Boron compounds have many diverse 2D and 3D structures. Anionic boron clusters have been shown to be mostly planar up to 27 boron atoms. Various transition metals can be bound by these boron rings, forming wheel-like structures. A record coordination number for planar compounds of 10 has been achieved in the complexes NbB₁₀^– and TaB₁₀⁻.

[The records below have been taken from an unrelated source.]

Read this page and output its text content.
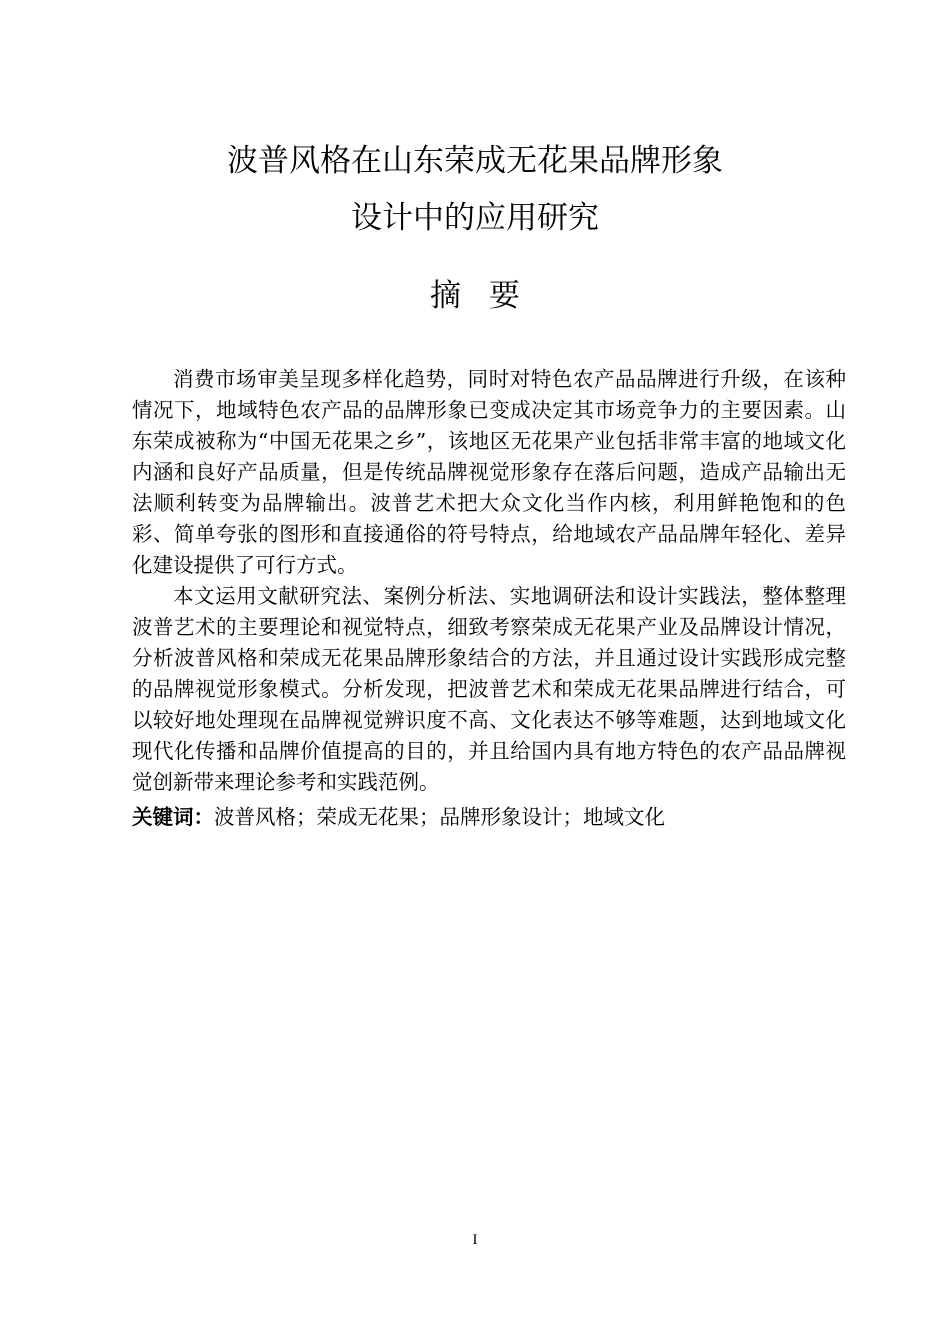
波普风格在山东荣成无花果品牌形象
设计中的应用研究
摘要

消费市场审美呈现多样化趋势，同时对特色农产品品牌进行升级，在该种情况下，地域特色农产品的品牌形象已变成决定其市场竞争力的主要因素。山东荣成被称为“中国无花果之乡”，该地区无花果产业包括非常丰富的地域文化内涵和良好产品质量，但是传统品牌视觉形象存在落后问题，造成产品输出无法顺利转变为品牌输出。波普艺术把大众文化当作内核，利用鲜艳饱和的色彩、简单夸张的图形和直接通俗的符号特点，给地域农产品品牌年轻化、差异化建设提供了可行方式。

本文运用文献研究法、案例分析法、实地调研法和设计实践法，整体整理波普艺术的主要理论和视觉特点，细致考察荣成无花果产业及品牌设计情况，分析波普风格和荣成无花果品牌形象结合的方法，并且通过设计实践形成完整的品牌视觉形象模式。分析发现，把波普艺术和荣成无花果品牌进行结合，可以较好地处理现在品牌视觉辨识度不高、文化表达不够等难题，达到地域文化现代化传播和品牌价值提高的目的，并且给国内具有地方特色的农产品品牌视觉创新带来理论参考和实践范例。

关键词：波普风格；荣成无花果；品牌形象设计；地域文化
I
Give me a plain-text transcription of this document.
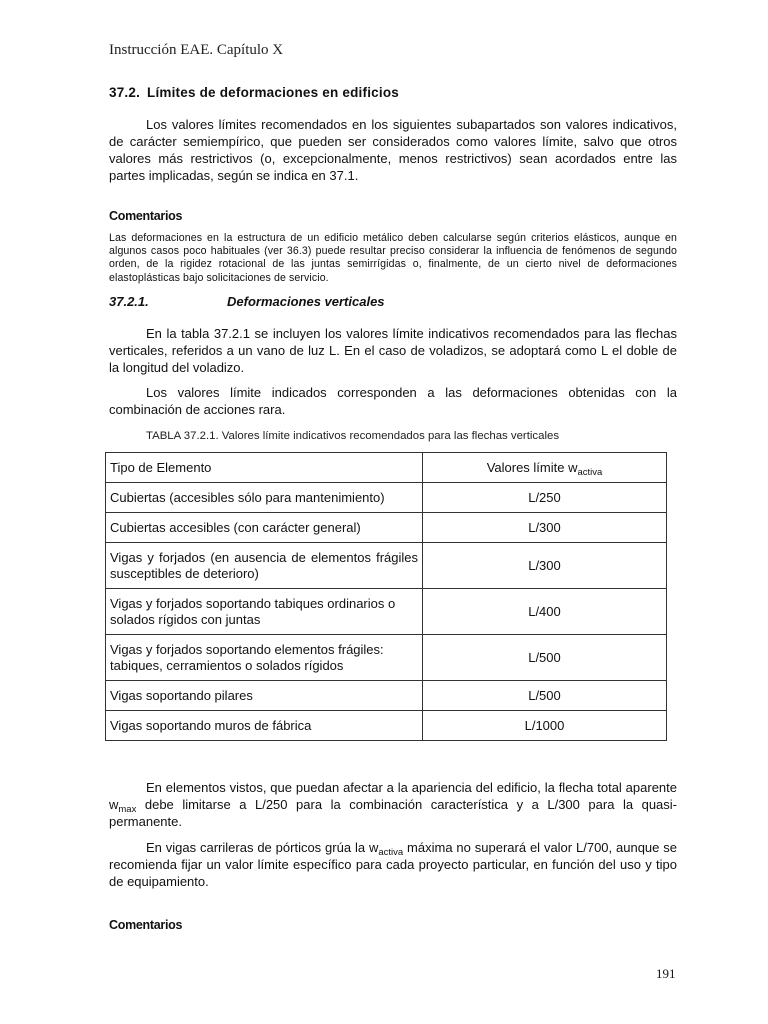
Instrucción EAE. Capítulo X
37.2. Límites de deformaciones en edificios

Los valores límites recomendados en los siguientes subapartados son valores indicativos, de carácter semiempírico, que pueden ser considerados como valores límite, salvo que otros valores más restrictivos (o, excepcionalmente, menos restrictivos) sean acordados entre las partes implicadas, según se indica en 37.1.

Comentarios

Las deformaciones en la estructura de un edificio metálico deben calcularse según criterios elásticos, aunque en algunos casos poco habituales (ver 36.3) puede resultar preciso considerar la influencia de fenómenos de segundo orden, de la rigidez rotacional de las juntas semirrígidas o, finalmente, de un cierto nivel de deformaciones elastoplásticas bajo solicitaciones de servicio.

37.2.1.	Deformaciones verticales

En la tabla 37.2.1 se incluyen los valores límite indicativos recomendados para las flechas verticales, referidos a un vano de luz L. En el caso de voladizos, se adoptará como L el doble de la longitud del voladizo.

Los valores límite indicados corresponden a las deformaciones obtenidas con la combinación de acciones rara.

TABLA 37.2.1. Valores límite indicativos recomendados para las flechas verticales
Tipo de Elemento	Valores límite $w_{activa}$
Cubiertas (accesibles sólo para mantenimiento)	L/250
Cubiertas accesibles (con carácter general)	L/300
Vigas y forjados (en ausencia de elementos frágiles susceptibles de deterioro)	L/300
Vigas y forjados soportando tabiques ordinarios o solados rígidos con juntas	L/400
Vigas y forjados soportando elementos frágiles: tabiques, cerramientos o solados rígidos	L/500
Vigas soportando pilares	L/500
Vigas soportando muros de fábrica	L/1000

En elementos vistos, que puedan afectar a la apariencia del edificio, la flecha total aparente $w_{max}$ debe limitarse a L/250 para la combinación característica y a L/300 para la quasi-permanente.

En vigas carrileras de pórticos grúa la $w_{activa}$ máxima no superará el valor L/700, aunque se recomienda fijar un valor límite específico para cada proyecto particular, en función del uso y tipo de equipamiento.

Comentarios
191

Alexander I. Boldyrev, Utah State University, Logan, UT, USA, Lai-Sheng Wang, Brown University, Providence, RI, USA, and colleagues have observed CoB₁₆^–, a drum-like structure with the highest coordination number observed so far for a metal atom. The researchers synthesized the complex by laser vaporization of a target composed of cobalt and boron. They characterized the compound using photoelectron spectra and quantummechanical calculations.

The spectra point to a high-symmetry structure, with two B₈ rings sandwiching the cobalt atom between them. According to computations, two structures of almost equal energy with D_8d and C_4v symmetry, respectively, should be the most favorable isomers. The researchers posit that the transition metal causes the boron structure to change from a 2D wheel to a 3D structure in this complex. The team hopes this discovery opens up new possibilities for designing boron-based nanomaterials.

• Cobalt-centred boron molecular drums with the highest coordination number in the CoB16− cluster,
  Ivan A. Popov, Tian Jian, Gary V. Lopez, Alexander I. Boldyrev, Lai-Sheng Wang,
  Nature Commun. 2015, 6, 8654.
  DOI: 10.1038/ncomms9654